Por se tratar de uma guerra num país tão próximo, por estarmos constantemente em contacto com notícias sobre o acontecimento, por conhecermos pessoas ou familiares de pessoas que estão a passar pela situação no local, sentimos também mais empatia e muita vontade de fazer algo para ajudar.
Contudo, a invasão russa à Ucrânia é um acontecimento que está a causar também muita ansiedade. Nestes momentos, o que devemos fazer? É bom consumir todo o tipo de informação disponível sem qualquer critério? Fazer voluntariado ou ajudar da forma possível pode fazer com que nos sintamos melhor? É normal haver um sentimento de culpa por continuarmos a fazer as nossas atividades diárias? Falámos com uma psicóloga para esclarecer estas questões.

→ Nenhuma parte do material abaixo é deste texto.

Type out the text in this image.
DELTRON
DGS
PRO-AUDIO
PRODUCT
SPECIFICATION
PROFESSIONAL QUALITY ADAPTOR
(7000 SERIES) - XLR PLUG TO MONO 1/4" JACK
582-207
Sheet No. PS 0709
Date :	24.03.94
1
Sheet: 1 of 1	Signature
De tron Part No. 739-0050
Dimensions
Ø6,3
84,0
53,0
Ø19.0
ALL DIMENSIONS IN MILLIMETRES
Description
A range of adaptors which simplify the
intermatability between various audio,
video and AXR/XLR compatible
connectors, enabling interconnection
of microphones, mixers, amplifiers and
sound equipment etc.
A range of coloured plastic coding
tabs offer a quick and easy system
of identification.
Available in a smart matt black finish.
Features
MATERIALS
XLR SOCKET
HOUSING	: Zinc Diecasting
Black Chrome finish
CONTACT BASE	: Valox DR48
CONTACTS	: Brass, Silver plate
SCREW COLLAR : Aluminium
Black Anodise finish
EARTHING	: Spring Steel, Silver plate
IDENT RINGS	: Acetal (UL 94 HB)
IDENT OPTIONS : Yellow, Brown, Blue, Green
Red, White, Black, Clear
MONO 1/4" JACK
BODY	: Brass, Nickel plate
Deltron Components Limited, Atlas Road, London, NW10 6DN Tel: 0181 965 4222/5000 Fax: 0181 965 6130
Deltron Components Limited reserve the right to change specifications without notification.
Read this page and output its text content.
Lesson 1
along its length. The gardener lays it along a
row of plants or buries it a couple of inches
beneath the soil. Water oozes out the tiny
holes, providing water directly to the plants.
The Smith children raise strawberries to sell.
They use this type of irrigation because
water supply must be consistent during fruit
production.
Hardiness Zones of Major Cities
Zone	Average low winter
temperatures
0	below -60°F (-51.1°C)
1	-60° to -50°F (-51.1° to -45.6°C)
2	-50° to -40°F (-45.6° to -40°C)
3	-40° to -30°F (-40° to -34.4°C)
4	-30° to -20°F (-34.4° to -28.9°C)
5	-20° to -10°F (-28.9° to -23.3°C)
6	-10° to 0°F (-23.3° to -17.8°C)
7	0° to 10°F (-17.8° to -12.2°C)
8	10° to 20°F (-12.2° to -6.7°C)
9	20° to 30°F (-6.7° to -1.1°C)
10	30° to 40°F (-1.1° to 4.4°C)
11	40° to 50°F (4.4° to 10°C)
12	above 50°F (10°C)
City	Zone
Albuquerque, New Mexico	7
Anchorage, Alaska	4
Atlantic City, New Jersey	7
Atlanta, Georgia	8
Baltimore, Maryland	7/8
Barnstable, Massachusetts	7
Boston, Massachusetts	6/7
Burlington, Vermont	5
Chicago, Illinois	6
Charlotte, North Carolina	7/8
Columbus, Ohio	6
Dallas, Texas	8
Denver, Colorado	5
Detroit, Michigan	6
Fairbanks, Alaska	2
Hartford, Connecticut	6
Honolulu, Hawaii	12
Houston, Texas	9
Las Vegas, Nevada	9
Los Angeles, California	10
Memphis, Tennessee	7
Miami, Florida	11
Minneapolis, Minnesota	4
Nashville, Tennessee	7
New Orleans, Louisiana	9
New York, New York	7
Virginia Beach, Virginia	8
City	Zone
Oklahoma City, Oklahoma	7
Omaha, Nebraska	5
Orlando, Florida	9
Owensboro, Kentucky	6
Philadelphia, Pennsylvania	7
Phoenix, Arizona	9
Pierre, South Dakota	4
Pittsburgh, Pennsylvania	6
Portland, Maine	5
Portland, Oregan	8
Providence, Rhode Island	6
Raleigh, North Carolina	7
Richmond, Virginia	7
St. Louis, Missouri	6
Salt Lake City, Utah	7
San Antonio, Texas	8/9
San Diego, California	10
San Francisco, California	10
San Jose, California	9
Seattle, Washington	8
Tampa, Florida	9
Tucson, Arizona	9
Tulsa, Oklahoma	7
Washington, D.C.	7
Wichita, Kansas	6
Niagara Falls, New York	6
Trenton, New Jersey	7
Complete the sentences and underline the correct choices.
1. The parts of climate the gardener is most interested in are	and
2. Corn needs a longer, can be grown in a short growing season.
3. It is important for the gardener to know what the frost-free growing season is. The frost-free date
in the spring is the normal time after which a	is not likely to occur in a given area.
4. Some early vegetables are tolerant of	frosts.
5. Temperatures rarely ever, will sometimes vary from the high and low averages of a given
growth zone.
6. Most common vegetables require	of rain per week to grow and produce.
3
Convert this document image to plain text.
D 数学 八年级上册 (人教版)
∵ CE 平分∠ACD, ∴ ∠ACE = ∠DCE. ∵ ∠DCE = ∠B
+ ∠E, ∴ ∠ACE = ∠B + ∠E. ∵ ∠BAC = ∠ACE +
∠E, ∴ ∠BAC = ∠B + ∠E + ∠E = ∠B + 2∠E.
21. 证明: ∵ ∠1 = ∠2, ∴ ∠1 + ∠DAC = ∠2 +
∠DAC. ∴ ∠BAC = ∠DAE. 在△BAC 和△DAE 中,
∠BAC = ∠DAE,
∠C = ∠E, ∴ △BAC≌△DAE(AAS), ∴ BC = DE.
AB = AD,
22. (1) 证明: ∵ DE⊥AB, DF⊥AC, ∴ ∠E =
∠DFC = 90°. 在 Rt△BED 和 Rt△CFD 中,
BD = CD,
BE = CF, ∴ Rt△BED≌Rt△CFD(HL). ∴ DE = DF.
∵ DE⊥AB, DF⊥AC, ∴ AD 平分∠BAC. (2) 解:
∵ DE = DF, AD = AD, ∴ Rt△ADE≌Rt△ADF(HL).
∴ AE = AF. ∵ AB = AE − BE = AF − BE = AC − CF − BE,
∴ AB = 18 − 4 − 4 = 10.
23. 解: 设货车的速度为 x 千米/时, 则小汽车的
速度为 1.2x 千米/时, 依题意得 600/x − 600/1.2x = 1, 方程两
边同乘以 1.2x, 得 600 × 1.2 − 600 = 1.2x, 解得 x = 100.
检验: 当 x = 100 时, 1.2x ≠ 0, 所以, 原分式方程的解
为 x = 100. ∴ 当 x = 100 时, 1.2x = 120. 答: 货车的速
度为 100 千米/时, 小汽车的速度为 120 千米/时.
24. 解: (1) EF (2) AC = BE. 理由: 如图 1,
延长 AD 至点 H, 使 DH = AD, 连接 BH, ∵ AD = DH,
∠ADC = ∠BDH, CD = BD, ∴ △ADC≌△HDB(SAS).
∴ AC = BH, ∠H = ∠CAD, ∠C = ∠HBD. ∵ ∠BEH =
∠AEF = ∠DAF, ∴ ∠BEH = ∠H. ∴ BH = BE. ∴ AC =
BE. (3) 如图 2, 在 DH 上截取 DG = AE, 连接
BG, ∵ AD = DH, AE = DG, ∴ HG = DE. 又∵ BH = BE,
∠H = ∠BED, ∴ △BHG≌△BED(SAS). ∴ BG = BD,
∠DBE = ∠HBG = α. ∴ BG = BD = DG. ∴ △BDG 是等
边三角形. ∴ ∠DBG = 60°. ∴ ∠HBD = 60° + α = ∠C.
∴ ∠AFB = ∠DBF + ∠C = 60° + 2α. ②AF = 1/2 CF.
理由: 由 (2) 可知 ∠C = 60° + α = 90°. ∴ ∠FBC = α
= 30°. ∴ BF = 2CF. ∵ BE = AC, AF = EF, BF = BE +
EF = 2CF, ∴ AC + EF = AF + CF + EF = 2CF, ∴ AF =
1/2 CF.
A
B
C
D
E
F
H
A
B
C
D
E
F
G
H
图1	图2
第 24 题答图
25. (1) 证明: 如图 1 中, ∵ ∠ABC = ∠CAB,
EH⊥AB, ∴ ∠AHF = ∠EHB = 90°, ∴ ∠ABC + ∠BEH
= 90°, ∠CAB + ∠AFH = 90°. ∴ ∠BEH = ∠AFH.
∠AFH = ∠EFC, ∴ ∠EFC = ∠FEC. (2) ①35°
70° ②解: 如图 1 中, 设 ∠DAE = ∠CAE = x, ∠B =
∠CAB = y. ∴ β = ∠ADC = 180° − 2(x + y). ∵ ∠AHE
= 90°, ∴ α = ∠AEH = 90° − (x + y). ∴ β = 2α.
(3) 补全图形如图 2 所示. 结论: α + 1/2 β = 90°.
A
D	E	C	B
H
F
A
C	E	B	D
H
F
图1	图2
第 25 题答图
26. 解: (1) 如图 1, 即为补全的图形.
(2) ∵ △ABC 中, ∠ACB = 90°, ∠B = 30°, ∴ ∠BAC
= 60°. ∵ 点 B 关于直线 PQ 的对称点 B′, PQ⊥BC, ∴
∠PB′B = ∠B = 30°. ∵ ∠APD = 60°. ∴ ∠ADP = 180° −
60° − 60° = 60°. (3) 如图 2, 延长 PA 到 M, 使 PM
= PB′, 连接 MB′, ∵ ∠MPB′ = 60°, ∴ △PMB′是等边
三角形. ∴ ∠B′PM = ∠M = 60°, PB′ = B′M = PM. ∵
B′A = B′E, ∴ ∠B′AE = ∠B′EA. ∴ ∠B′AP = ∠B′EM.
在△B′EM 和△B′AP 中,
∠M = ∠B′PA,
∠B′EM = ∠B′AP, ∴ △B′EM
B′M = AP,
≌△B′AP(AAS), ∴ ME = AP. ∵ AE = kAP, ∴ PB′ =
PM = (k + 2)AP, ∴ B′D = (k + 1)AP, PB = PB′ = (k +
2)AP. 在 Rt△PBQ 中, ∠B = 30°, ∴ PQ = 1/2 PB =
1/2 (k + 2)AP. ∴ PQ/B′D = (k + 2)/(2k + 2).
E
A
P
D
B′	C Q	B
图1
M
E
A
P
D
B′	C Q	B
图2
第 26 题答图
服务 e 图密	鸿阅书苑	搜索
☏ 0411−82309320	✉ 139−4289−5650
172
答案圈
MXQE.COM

"Abraçar e reconhecer, com atenção e sem julgamento, todas as emoções que vão surgindo", é, segundo Filipa Jardim da Silva, o primeiro passo. Desligar por completo do tema não é, segundo a psicóloga, a melhor solução. Pelo contrário, diz que "devemos partir do princípio de que as emoções que vamos experienciar, e toda a comunicação que o nosso corpo nos vai dar, é uma informação útil e que estarmos sintonizados com o que está a acontecer à nossa volta é importante pois "só assim conseguimos ser verdadeiramente ativos na sociedade".
Nestes momentos, em que algo pode interferir com a nossa saúde mental, a psicóloga aconselha a que cada um de nós divida o processo em quatro etapas:
- observar o que estamos a experienciar;
- dar nome;
- explorar com curiosidade e sem julgamentos;
- e, por fim, satisfazer as necessidades.
"A emoção é a experiência muito corporal e automática que vai sendo reativada consoante o que vai acontecendo. Não controlamos as emoções na sua verdadeira génese, mas, ao dar-lhes nomes, vamos conseguir regular a sua intensidade. O sentimento surge já num segundo momento — e num terceiro é importante explorar as necessidades que estas emoções me estão a comunicar".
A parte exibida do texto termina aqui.